Structure of the dysprosium-glycocholate complex in submicellar aqueous solution: paramagnetic mapping by proton nuclear magnetic resonance spectroscopy. An approximation for the intrinsic "bound" relaxation rates in the case of nondilute paramagnetic systems.

Abstract

A paramagnetic NMR study of the structure of the calcium-glycocholate complex in submicellar solution, utilizing dysprosium as an isomorphous lanthanide replacement of calcium, is presented. The dysprosium-induced relaxation rate (1/T1) enhancements of certain glycocholate protons have been used to estimate internuclear distances between these protons and the metal ion. An approximation to calculate the intrinsic relaxation rate (1/T1) enhancements for a nondilute paramagnetic solution is given in the Appendix. From these data, and analysis based on conformation averaging and minimum energy conformations, a molecular model of the dysprosium-glycocholate complex in submicellar aqueous solution has been constructed.

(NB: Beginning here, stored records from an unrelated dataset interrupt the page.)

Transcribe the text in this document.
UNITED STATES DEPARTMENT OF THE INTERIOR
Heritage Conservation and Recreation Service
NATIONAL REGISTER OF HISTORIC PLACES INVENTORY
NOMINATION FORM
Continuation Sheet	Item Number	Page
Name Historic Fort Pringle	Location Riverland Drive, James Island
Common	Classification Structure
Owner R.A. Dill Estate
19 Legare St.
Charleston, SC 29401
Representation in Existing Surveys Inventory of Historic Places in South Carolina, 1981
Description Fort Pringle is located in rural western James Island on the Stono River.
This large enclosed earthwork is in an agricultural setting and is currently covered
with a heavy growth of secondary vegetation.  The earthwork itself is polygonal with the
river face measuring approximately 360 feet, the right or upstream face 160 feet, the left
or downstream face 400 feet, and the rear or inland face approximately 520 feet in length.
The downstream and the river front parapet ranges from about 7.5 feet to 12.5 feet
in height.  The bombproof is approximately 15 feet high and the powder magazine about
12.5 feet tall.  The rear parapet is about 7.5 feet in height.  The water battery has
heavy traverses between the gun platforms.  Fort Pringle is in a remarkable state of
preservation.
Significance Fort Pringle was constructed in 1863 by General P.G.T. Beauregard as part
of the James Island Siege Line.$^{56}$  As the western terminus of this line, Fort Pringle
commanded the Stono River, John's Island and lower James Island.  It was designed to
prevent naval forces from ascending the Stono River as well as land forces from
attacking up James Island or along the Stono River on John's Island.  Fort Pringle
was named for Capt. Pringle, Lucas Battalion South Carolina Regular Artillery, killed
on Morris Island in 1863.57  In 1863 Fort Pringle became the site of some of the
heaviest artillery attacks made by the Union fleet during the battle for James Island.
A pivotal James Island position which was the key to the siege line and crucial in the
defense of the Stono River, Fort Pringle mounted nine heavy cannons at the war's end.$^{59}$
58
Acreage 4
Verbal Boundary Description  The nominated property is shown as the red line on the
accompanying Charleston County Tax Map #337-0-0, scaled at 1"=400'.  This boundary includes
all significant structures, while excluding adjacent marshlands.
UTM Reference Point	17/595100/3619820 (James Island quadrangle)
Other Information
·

In this model the metal ion has a unidentate, first-sphere interaction with the proximal oxygen atom of the glycine carboxyl. The metal ion has second-sphere interactions with the peptide bond carbonyl oxygen (3.6 A) and the distal carboxyl oxygen (4.4 A). The metal ion to hydroxyl oxygen distances (8.4-12.4 A) are not compatible with any metal ion to hydroxyl coordination. The side chain appears to exist in one predominant conformation. All six oxygen atoms of glycocholate, the peptide bond carbonyl, the carboxyl group, and the hydroxyl groups are on the alpha face of the bile salt molecule. On the basis of these features we conclude that in the submicellar state the solution structure of the dysprosium-glycocholate complex displays a metal ion enhanced segregation of polar versus nonpolar groups to the two separate faces of the molecule, which may result in a facilitated hydrophobic interaction of different complex units.